Internet and Surveillance

Fuchs, Christian, Kees Boersma, Anders Albrechtslund and Marisol Sandoval (Eds.). 2011. Internet and Surveillance: The Challenges of Web 2.0 and Social Media. New York: Routledge. ISBN 978-0-415-89160-8. EU COST Publication. 332 pages.

http://fuchs.uti.at/books/internet-and-surveillance-the-challenges-of-web-2-0-and-social-media/

With contributions by: Anders Albrechtslund, Thomas Allmer, Mark
Andrejevic, David Arditi, Roberto Armengol, Kees Boersma, Miyase
Christensen, Christian Fuchs, David W. Hill, André Jansson, Deborah G.
Johnson, David Lyon, Thomas Mathiesen, Marisol Sandoval, Iván Székely,
Monika Taddicken, Daniel Trottier, Kent Wayland, Rolf H. Weber

The publication has been supported by EU COST – European Cooperation in
Science and Technology and the EU COST Action IS0807 “Living in
Surveillance Societies“.

This book is the first ever published volume that is dedicated to
Internet surveillance in the age of what has come to be termed “social
media” or “web 2.0″ (blogs, wikis, file sharing, social networking
sites, microblogs, user-generated content sites, etc). The Internet has
been transformed in the past years from a system primarily oriented on
information provision into a medium for communication and
community-building. The notion of “Web 2.0”, social software, and social
networking sites such as Facebook, Twitter and MySpace have emerged in
this context. With such platforms comes the massive provision and
storage of personal data that are systematically evaluated, marketed,
and used for targeting users with advertising. In a world of global
economic competition, economic crisis, and fear of terrorism after 9/11,
both corporations and state institutions have a growing interest in
accessing this personal data.

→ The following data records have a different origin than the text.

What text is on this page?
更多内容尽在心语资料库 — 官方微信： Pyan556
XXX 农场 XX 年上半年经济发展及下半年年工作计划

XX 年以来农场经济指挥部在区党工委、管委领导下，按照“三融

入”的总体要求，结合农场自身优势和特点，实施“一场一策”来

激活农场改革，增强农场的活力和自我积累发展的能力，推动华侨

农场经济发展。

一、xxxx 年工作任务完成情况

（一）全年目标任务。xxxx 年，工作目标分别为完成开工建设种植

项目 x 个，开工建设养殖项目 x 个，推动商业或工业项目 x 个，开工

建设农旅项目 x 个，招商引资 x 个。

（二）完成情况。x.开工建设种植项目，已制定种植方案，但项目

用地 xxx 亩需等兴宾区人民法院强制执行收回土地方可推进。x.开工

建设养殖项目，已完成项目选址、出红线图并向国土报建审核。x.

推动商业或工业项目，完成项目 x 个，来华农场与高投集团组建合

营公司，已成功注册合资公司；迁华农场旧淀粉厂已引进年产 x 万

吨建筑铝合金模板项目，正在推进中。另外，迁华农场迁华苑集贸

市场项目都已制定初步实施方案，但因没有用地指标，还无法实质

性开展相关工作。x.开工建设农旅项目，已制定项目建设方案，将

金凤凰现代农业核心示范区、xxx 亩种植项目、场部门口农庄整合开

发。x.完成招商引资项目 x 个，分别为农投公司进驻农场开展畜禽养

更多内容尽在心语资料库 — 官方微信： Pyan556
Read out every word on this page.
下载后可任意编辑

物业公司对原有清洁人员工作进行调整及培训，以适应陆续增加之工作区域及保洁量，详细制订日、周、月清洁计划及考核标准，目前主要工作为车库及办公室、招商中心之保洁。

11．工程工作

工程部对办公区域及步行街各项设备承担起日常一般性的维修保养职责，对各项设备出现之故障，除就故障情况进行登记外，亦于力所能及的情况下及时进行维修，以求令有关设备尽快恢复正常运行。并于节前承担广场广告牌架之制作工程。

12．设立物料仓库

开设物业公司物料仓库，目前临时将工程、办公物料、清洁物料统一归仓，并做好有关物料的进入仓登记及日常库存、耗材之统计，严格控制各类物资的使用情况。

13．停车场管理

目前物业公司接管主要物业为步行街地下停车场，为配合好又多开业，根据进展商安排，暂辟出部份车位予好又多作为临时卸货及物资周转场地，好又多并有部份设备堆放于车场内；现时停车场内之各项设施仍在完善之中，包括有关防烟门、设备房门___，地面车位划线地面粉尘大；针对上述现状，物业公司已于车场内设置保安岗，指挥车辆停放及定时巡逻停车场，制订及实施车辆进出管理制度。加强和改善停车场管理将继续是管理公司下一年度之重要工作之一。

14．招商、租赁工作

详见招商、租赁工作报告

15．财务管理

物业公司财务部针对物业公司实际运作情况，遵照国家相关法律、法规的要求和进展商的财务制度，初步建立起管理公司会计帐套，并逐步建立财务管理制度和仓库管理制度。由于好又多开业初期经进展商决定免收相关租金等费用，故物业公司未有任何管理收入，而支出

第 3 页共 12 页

Here, contributors explore this changing
landscape by addressing topics such as commercial data collection by
advertising, consumer sites and interactive media; self-disclosure in
the social web; surveillance of file-sharers; privacy in the age of the
internet; civil watch-surveillance on social networking sites; and
networked interactive surveillance in transnational space. This book is
a result of a research action launched by the intergovernmental network
COST (European Cooperation in Science and Technology).